In this study, the prevalence of osteoporosis and osteopenia among 70 Syrian women attending the densitometry unit at Damascus hospital was 19% and 43%, respectively. This finding was slightly lower than a previous study in Syria in 2019 [14] that included 813 postmenopausal women, which reported a prevalence rate of 24% for osteoporosis and 45% for osteopenia.
The incidence of osteoporosis in our study was higher than that reported in Saudi Arabia [15] (6.5%), Kuwait [16] (12.5%), and the United States of America [17] (15.4%). And lower than in India [18] (53%), and Italy [19] (20.2%). This inconsistency in findings may be related to differences in study design, study sample, bone scan site chosen, diagnostic technique, in addition osteoporosis considered a wide complex pathogenic disease.
This inconsistency in findings may be related to differences in study design, study sample, bone scan site chosen, and diagnostic technique. In addition, osteoporosis is considered a wide-ranging and complex pathogenic disease.[18] study.
Our study showed an association between the nulliparous group and the risk of developing osteopenia or osteoporosis (p = 0.0442). BMD in the nulliparous group was lower than that of those with 1–3 pregnancies and those with 4 pregnancies or more. The probability of having osteoporosis in nulliparous women was nearly nine times greater than in women with 1–3 pregnancies and also fourteen times greater than in women with 4 pregnancies or more.

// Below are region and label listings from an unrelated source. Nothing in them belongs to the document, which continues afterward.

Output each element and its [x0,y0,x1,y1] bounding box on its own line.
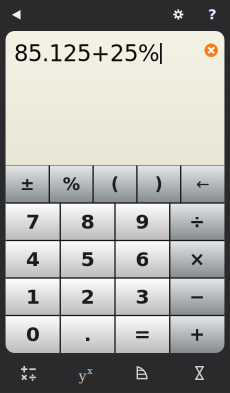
staticText: 1 [26,285,40,308]
button[interactable]: 8 [60,203,115,240]
staticText: 5 [81,248,95,271]
staticText: + [189,323,205,345]
button[interactable]: Arithmetic [0,360,57,386]
button[interactable]: 2 [60,278,115,316]
staticText: 3 [135,285,149,308]
button[interactable]: 1 [6,278,60,316]
button[interactable]: 3 [115,278,170,316]
button[interactable]: ( [93,166,137,203]
button[interactable]: 5 [60,240,115,278]
button[interactable]: 4 [6,240,60,278]
button[interactable]: ± [6,166,49,203]
staticText: % [63,174,80,194]
button[interactable]: 0 [6,316,60,353]
button[interactable]: − [170,278,225,316]
button[interactable]: 9 [115,203,170,240]
button[interactable]: Back [1,1,31,29]
button[interactable]: × [170,240,225,278]
staticText: 8 [81,210,95,233]
staticText: 85.125+25% [14,40,160,67]
staticText: y [79,368,87,384]
staticText: ← [196,175,209,194]
button[interactable]: . [60,316,115,353]
button[interactable]: Geometry [114,360,171,386]
button[interactable]: History [171,360,228,386]
staticText: = [134,323,151,346]
button[interactable]: ← [181,166,224,203]
button[interactable]: 6 [115,240,170,278]
staticText: 6 [135,248,149,271]
staticText: 0 [26,323,40,346]
staticText: ? [208,6,217,23]
button[interactable]: Settings [164,0,192,28]
staticText: 4 [26,248,40,271]
button[interactable]: Clear [200,39,222,61]
button[interactable]: Powers [57,360,114,386]
button[interactable]: + [170,316,225,353]
staticText: 9 [135,210,149,233]
staticText: × [189,248,205,270]
staticText: ÷ [189,211,205,233]
staticText: 2 [81,285,95,308]
staticText: x [87,365,92,376]
staticText: ) [155,174,163,194]
button[interactable]: ÷ [170,203,225,240]
button[interactable]: 7 [6,203,60,240]
staticText: ± [20,174,35,194]
button[interactable]: % [49,166,93,203]
button[interactable]: Help [199,0,227,28]
button[interactable]: = [115,316,170,353]
button[interactable]: ) [137,166,181,203]
staticText: 7 [26,210,40,233]
staticText: − [189,286,205,308]
staticText: ( [111,174,119,194]
staticText: . [84,323,92,346]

Overall, knowledge of the relationship between BMD and the number of pregnancies is controversial. Our study is consistent with a study in Saudi Arabia [20] that included 256 women and reported that women with 6 pregnancies and more were at less risk of developing osteopenia than those with 5 pregnancies and less. On the other hand, a study in Turkey [21] found that BMD in women with 5 or more pregnancies was lower than in women who were nulliparous.
Epidemiologic studies have shown that a 10% increase in peak bone mass (PBM) at the population level reduces the risk of fracture later in life by 50%, Race, gender, and family history (genetics) are responsible for the majority of PBM [22].
Our study showed an important association between the positive family history of osteoporosis in first degree relatives and the prevalence of osteopenia or osteoporosis, as 82% of positive family history women were osteoporotic. This result is consistent with a study in Italy, where the percentage of patients (men and women) who had a history of fragile fractures with a family history of osteoporosis was (26.1%) compared to 17.3% of patients with no family history of osteoporosis. Contrary to the Syrian study of 2019 [14] which didn’t find an association with positive family history, Based on dietary intakes of calcium-rich foods, we classified women into low-calcium diet and normal calcium diet groups. The results showed that women with a low-calcium diet had less BMD, and that is consonant with Jorden's 2017 [23] study, which found a correlation between low intake of calcium (< 600 mg/day) in postmenopausal women and osteoporosis. The Saudi 2014 [15] study found similar results.
Appropriate exposure to the sun as the main non-nutrition source of vitamin D is important as a prevention factor for osteoporosis. In our study, women who were rarely exposed to the sun were nearly at 15 times more risk of developing osteopenia or osteoporosis than those with 1 hour or more of exposure to the sun during the day. And according to a Jordanian study [23] included 1079 postmenopausal women, low sun exposure increases the risk of osteoporosis two and a half times. Similar findings in Italy's 2016 [19] study.
Rheumatoid Arthritis (RA) is a systemic chronic inflammatory disease and has been classically considered an important comorbidity of osteoporosis. The prevalence of osteoporosis in RA is around 30% (up to 50% in post-menopausal women), which might be a two-fold increase over the general population [24]. In a large cohort study, the prevalence of osteopenia and osteoporosis in patients with RA using the Vertebral Fracture Assessment (VFA) technique was around 40–60%, while the prevalence of vertebral fractures through VFA images in the same cohort was 13% [25]. In terms of medical history, we found a statically significant relationship between RA and osteopenia/osteoporosis (p = 0.0271), and it is consistent with a study in Italy [19] that estimated RA patients (men and women) having a fragile fracture percentage of 2.38%, and it was statically significant (p < 0.01). This study failed to find any significant association between osteoporosis and age at menarche or years following menopause, unlike the Syrian 2019 study [14], where there was a significant association between years following menopause and developing osteopenia/osteoporosis.